T580714 「2025 扬大ACM选拔赛」C - Kaguya wanna Sort

Kaguya is given a permutation with $n$ numbers, $a_1, a_2, \dots, a_n ~~ (1\leq a_i\leq n, a_i\neq a_j\textrm{ when }i\neq j)$. Kaguya wants to sort these numbers using $m$ stacks. Specifically, she should complete the following task: Initially, all stacks are empty. She needs to push each number $a_i$ to the top of one of the $m$ stacks one by one, in the order of $a_1,a_2,\ldots, a_n$. **After pushing all numbers in the stacks**, Kaguya pops all the elements from the stacks in a clever order so that the first number she pops is $1$, the second number you pop is $2$, and so on. **If Kaguya pops an element from a stack $S$** , **she cannot pop any element from the other stacks until $S$ becomes empty.** What is the minimum possible $m$ to complete the task?

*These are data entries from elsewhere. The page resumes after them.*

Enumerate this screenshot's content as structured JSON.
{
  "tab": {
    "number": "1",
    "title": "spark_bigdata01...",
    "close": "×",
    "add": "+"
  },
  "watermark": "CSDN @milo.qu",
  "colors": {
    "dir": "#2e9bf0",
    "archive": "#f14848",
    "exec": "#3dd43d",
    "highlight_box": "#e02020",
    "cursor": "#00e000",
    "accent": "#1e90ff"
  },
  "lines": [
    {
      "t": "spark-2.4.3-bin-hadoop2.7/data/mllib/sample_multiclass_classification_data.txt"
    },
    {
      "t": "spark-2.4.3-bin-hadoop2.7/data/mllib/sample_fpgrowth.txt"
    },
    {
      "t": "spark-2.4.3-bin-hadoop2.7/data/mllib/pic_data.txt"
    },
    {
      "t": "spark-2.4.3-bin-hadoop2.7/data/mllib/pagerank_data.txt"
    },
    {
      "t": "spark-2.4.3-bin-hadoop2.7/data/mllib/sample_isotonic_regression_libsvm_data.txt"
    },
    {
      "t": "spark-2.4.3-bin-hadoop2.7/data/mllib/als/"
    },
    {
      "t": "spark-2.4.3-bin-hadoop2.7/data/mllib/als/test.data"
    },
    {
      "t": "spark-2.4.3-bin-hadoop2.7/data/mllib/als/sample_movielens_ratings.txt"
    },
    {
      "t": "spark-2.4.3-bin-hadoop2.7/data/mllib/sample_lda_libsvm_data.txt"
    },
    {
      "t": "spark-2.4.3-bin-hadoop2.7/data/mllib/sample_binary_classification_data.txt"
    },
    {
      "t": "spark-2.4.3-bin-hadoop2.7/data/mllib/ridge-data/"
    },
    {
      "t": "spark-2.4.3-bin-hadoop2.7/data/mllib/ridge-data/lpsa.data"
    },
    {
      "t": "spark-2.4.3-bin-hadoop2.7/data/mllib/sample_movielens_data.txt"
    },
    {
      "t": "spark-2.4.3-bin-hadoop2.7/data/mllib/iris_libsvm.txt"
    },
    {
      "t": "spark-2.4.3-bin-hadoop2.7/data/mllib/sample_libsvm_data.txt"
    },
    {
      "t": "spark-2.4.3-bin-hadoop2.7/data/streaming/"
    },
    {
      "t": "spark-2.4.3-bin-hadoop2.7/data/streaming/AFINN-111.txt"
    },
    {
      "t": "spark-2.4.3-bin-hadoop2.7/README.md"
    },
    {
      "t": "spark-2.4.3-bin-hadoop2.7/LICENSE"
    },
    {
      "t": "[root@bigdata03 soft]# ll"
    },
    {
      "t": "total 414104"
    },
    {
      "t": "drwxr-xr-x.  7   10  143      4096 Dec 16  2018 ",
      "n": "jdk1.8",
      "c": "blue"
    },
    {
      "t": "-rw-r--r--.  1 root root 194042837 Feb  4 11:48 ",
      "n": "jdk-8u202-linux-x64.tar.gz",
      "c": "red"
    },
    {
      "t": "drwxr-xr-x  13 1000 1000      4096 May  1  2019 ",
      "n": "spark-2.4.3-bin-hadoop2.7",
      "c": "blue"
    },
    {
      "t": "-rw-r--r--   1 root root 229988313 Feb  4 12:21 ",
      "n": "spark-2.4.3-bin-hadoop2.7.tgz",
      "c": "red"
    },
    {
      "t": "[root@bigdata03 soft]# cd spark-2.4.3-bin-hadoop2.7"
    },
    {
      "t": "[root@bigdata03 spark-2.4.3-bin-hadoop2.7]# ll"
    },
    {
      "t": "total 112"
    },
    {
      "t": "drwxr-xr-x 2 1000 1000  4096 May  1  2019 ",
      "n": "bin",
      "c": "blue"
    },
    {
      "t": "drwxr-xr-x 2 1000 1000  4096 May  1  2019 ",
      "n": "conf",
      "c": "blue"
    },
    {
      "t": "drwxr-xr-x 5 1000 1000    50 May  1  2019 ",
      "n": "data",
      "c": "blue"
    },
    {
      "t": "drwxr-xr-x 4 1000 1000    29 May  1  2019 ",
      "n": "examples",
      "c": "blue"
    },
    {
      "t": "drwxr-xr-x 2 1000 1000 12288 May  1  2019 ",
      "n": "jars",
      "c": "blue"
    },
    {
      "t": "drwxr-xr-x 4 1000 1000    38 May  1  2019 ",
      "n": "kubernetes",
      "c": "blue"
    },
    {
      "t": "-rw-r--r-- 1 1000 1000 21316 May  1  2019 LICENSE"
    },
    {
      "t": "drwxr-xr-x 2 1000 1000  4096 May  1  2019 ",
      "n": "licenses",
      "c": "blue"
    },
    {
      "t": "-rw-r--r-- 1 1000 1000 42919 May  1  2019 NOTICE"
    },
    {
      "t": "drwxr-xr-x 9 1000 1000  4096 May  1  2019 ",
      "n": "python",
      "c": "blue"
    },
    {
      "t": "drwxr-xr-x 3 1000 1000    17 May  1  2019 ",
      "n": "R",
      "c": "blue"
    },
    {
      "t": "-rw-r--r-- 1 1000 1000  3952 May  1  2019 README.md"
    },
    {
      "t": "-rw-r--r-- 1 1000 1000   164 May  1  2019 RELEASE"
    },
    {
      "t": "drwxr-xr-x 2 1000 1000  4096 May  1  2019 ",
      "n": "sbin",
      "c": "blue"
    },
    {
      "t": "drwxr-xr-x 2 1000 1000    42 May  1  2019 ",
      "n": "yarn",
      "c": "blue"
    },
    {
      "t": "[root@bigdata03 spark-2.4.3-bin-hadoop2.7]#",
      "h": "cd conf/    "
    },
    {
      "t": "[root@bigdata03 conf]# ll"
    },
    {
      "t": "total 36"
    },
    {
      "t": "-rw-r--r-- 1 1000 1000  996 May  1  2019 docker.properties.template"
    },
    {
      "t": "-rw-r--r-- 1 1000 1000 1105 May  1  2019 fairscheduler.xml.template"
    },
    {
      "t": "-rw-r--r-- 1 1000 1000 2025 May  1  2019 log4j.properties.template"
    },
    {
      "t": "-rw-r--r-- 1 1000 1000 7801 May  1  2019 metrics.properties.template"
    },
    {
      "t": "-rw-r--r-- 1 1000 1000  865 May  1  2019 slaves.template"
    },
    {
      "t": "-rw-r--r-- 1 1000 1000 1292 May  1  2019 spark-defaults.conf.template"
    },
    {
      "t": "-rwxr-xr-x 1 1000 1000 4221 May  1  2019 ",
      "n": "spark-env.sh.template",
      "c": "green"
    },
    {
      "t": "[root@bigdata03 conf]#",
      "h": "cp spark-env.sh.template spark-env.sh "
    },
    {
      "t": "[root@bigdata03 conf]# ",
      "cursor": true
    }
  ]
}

**There are multiple test cases.** The first line contains one integer $T ~~ (1\le T \le 10^5)$, denoting the number of test cases. **For each test case:** The first line contains one positive integer $n ~~ (1\le n \le 5 \times 10^5)$. The next line contains $n$ integers $a_1,\ldots, a_n ~~ (1 \le a_i\le n)$，denoting the permutation. It is guaranteed that $a_1,\ldots, a_n$ form a permutation, i.e. $a_i\neq a_j$ for $i \neq j$. The $\sum n$ over all test cases will not exceed $5\times 10^5$.

**For each test case:** Output the minimum possible $m$ in one line.